Ihr könnt euren Personalausweis einscannen, euer Geburtsdatum mit einem Bildbearbeitungsprogramm anpassen und Schwarz-Weiß ausdrucken. Damit habt ihr eine Kopie des Ausweises gemacht. Eine Urkunde würde es werden, wenn das Dokument auf der Vorder- oder Rückseite beglaubigt wäre. Ihr könnt diesen Wisch an der Tür vorzeigen und behaupten, ihr nehmt immer nur die Kopie mit, weil ihr euer Portemonnaie so häufig verliert. Je nach Türsteher kommt ihr damit durch oder eben auch nicht. Aber Vorsicht: Keine Farbkopie anfertigen, das könnte wieder als Urkundenfälschung ausgelegt werden.

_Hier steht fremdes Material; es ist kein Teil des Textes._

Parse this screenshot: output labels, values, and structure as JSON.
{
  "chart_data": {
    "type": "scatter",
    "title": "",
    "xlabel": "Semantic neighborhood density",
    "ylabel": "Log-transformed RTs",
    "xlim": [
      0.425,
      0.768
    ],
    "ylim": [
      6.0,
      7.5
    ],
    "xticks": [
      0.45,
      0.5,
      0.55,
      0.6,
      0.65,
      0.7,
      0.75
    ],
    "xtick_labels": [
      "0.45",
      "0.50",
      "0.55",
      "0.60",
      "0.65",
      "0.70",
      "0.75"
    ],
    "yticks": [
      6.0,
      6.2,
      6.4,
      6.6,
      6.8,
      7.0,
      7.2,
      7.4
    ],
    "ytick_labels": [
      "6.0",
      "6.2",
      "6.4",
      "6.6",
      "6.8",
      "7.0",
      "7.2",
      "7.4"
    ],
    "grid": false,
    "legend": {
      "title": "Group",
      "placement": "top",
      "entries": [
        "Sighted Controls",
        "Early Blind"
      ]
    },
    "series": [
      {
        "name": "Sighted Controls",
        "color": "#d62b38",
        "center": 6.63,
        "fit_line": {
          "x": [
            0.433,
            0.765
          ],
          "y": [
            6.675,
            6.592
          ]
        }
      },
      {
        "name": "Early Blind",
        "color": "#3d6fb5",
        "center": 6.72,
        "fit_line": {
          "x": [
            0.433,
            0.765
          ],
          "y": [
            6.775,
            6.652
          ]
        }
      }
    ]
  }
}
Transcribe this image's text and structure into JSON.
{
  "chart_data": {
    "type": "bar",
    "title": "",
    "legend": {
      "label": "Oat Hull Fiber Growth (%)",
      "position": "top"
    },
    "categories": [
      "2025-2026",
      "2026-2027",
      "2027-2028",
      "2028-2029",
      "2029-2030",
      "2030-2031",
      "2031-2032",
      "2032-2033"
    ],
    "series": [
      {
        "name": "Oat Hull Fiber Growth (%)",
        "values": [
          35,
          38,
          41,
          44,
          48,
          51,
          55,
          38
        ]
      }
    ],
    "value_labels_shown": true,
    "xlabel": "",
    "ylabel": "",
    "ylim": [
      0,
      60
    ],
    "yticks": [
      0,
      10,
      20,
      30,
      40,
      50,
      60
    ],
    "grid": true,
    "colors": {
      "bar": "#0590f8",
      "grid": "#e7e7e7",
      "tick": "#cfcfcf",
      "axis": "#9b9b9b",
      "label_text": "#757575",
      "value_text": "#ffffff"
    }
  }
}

Ihr könnt also problemlos einen gefälschten Ausweis bestellen oder anfertigen und natürlich auch besitzen – aber nur für den privaten Gebrauch. Also als Partygag, Geschenk, für einen Filmdreh usw. Die Nutzung in jeglichem Rechtsverkehr ist verboten und kann teilweise hohe Strafen und entsprechende Vorstrafen nach sich ziehen.

Das gilt übrigens auch für Menschen, die sich gar nicht älter, sondern jünger machen wollen – vielleicht um die Angebetete nicht zu schocken oder eine Ermäßigung an der Theaterkasse abzugreifen – das Strafmaß kennt keine Unterscheidung bezüglich der verschiedenen Motivationen!